As a general rule, I tend to try to avoid hype surrounding popular culture. Whether it’s the latest Spiderman film or a certain current bestseller, I find that they rarely live up to expectation. The hype I was subjected to surrounding Fforde’s latest work was, however, entirely self-induced so there was no getting rid of it! But I am pleased to announce that Mr Fforde easily stepped up to the benchmark of his other novels and eagerly surpassed it.
Whilst listening to his talk at his book launch last week, a few things he announced initially set alarm bells ringing in my head. I thought that four plot threads might have been just one too many; Fforde’s dreamt up worlds and scenarios often require concentration and a pinch of salt at the best of times without extra storylines to handle. And I was worried that moving Thursday back away from the Bookworld would detract from the wonderful realm which Fforde has worked so hard to create so beautifully artistically. I thought I would miss the unending literary allusions and cultural references.

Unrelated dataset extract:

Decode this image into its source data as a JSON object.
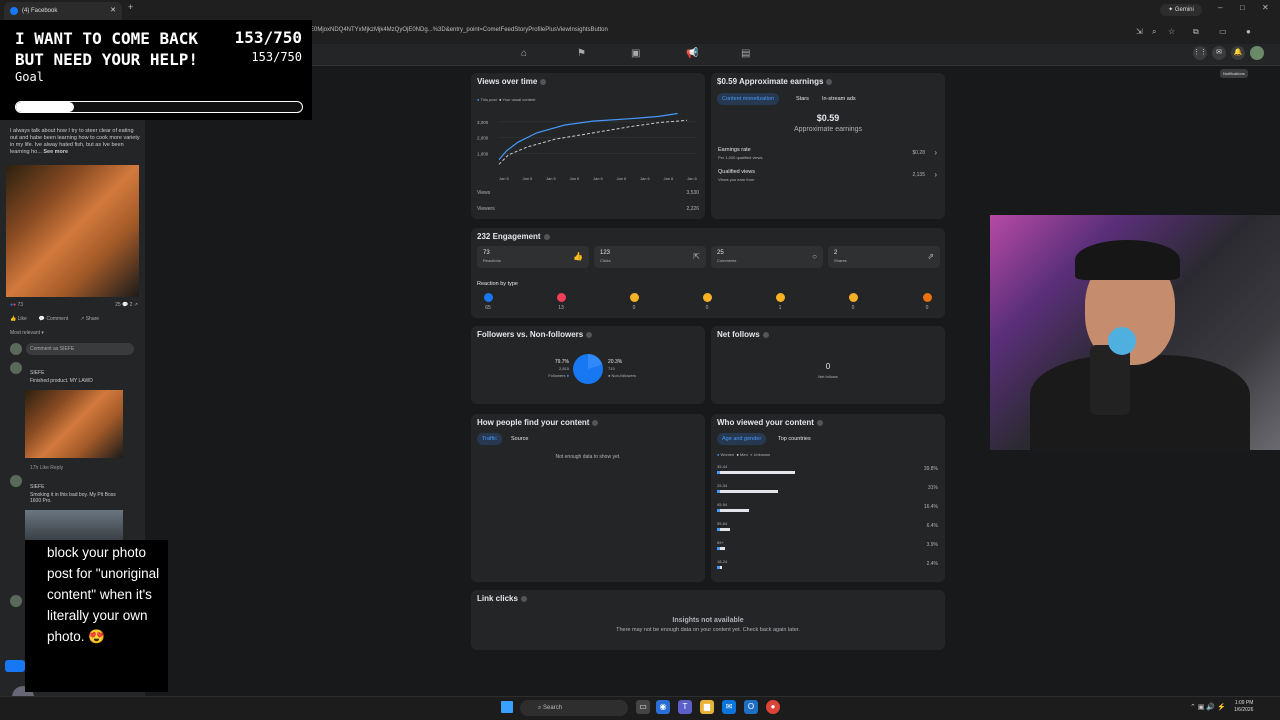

I needn’t have worried though. What I got when I opened the cover was probably the most exciting and entertaining instalment of Thursday’s life so far. The concentration of the storylines (all four of them) in and around the family home in Swindon and Thursday and Landen’s two teenage children adds a warm reality to the novel, making all the deranged theories of ‘madeupions’, ‘mnenomorphs’ and smitings that little bit more credible. And Thursday is of course stationed in the next best place to Bookworld; a library.
And yet the tone of credibility which Fforde adds to this novel doesn’t detract from the sense of the ludicrously ridiculous which he establishes in all of his novels. The ideas of synthetic humans designed to have superpowers but to live only for one day and that the exact location of a smiting can be calculated according to precisely how much sin is concentrated in the area are utterly ridiculous and yet utterly ingenious. There are many more treats of this nature embedded throughout ‘The Woman Who Died A Lot’. And these treats are exactly why losing yourself in one of Fforde’s novels is always such a delight! So savour them, ration your reading, otherwise you’ll only want to start over and read the whole thing again, as soon as you’ve read the last word.
I eagerly await Thursday’s return, at some point in the future , in ‘Dark Reading Matter’.